何を浮かれているんだ?らしくないぞお前。
無理矢理はしゃいでいる様に思えてならなかった。
「三田村さん替えてくれ。よし行くぞレッドフィン!自在に泳いで唾を吐け!よし!出たぞ!デカイのが!デカイの出たぞ正男!記念写真だ!カメラ用意しろ!」
無駄にはしゃぎまくる勘解由小路を、鬼哭は不可解な目で見つめていた。
小学校時代にも、こんな勘解由小路はいなかった。
小休止で岸に上がった。
「これだよ。岸際に座ってるから死体かと思ったぞ。それ、嫁さんのぬいぐるみだろう?」
用意されたリクライニングチェアに座った勘解由小路は、膝の上に嫁のぬいぐるみを乗せてイチャイチャしていたのだった。

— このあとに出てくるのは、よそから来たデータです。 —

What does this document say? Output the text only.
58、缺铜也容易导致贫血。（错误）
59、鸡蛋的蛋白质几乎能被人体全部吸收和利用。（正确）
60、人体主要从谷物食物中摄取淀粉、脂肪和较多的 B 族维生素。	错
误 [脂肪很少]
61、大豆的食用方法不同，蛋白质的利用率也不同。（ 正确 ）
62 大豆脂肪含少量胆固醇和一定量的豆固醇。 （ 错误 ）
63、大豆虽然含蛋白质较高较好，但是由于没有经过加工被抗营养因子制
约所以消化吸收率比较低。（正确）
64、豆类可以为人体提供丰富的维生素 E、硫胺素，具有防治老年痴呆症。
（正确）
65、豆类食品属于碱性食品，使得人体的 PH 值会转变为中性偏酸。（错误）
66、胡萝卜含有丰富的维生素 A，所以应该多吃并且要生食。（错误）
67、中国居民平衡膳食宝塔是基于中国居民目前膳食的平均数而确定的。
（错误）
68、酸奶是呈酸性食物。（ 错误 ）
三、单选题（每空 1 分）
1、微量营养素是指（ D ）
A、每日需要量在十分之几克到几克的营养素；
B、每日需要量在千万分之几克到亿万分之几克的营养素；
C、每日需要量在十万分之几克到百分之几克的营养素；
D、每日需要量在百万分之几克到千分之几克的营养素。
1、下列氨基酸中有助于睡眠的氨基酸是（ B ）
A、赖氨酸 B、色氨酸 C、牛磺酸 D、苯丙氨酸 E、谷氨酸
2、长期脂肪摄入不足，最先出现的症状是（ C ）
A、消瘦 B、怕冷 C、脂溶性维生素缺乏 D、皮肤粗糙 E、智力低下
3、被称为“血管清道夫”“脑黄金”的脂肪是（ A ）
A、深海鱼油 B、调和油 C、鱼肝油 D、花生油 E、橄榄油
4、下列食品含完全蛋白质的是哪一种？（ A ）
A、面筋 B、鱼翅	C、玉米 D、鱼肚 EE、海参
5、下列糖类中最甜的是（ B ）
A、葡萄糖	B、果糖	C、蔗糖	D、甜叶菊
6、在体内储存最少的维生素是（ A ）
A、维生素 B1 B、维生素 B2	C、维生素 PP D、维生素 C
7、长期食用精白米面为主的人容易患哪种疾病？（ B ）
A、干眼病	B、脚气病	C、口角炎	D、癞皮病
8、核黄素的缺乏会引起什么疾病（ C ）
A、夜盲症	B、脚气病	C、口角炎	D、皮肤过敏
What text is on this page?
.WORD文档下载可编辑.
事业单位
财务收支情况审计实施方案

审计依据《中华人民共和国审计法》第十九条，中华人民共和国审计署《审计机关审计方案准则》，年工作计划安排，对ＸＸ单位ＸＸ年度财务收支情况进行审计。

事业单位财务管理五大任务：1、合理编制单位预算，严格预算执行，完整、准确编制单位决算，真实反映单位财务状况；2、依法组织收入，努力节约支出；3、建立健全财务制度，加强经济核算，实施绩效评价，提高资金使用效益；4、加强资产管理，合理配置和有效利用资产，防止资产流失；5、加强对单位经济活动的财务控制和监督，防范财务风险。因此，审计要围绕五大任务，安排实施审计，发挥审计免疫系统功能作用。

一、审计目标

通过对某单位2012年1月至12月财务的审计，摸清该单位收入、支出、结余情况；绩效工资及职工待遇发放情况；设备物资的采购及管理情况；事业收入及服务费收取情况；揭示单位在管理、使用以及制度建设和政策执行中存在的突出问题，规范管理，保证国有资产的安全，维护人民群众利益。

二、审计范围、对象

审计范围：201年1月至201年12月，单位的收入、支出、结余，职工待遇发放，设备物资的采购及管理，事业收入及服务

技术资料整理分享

「人間工学の粋を結集して作ったおっぱい真琴さん1号だ。あー。プルップルのおっぱい、プリプリの唇、チューしちゃうぞ真琴。チュー」
ただのラブドールだろうが。
不意に、真面目な顔をして勘解由小路は言った。
「なあ、正男。俺に何かあったら莉里をよろしく頼むぞ。お前しか頼れんのだ」
酷く面食らって鬼哭は言った。
「お前がか?何があるんだ?お前に一番似合わんぞ」
「お前になら話そう。実はな」
勘解由小路の言葉に、鬼哭は言葉を完全に失った。
「おいーー。お前」
「そんな訳で、頼むな?」
そう言い残し、去っていった勘解由小路の背中は、薄く消えかかっている様に見えた。
じっとしていられず、鬼哭啾々、いや、銀正男は立ち上がって動き出した。混元傘を思わず握りしめていた。
勘解由小路が生きて正男と会ったのは、これが最後だった。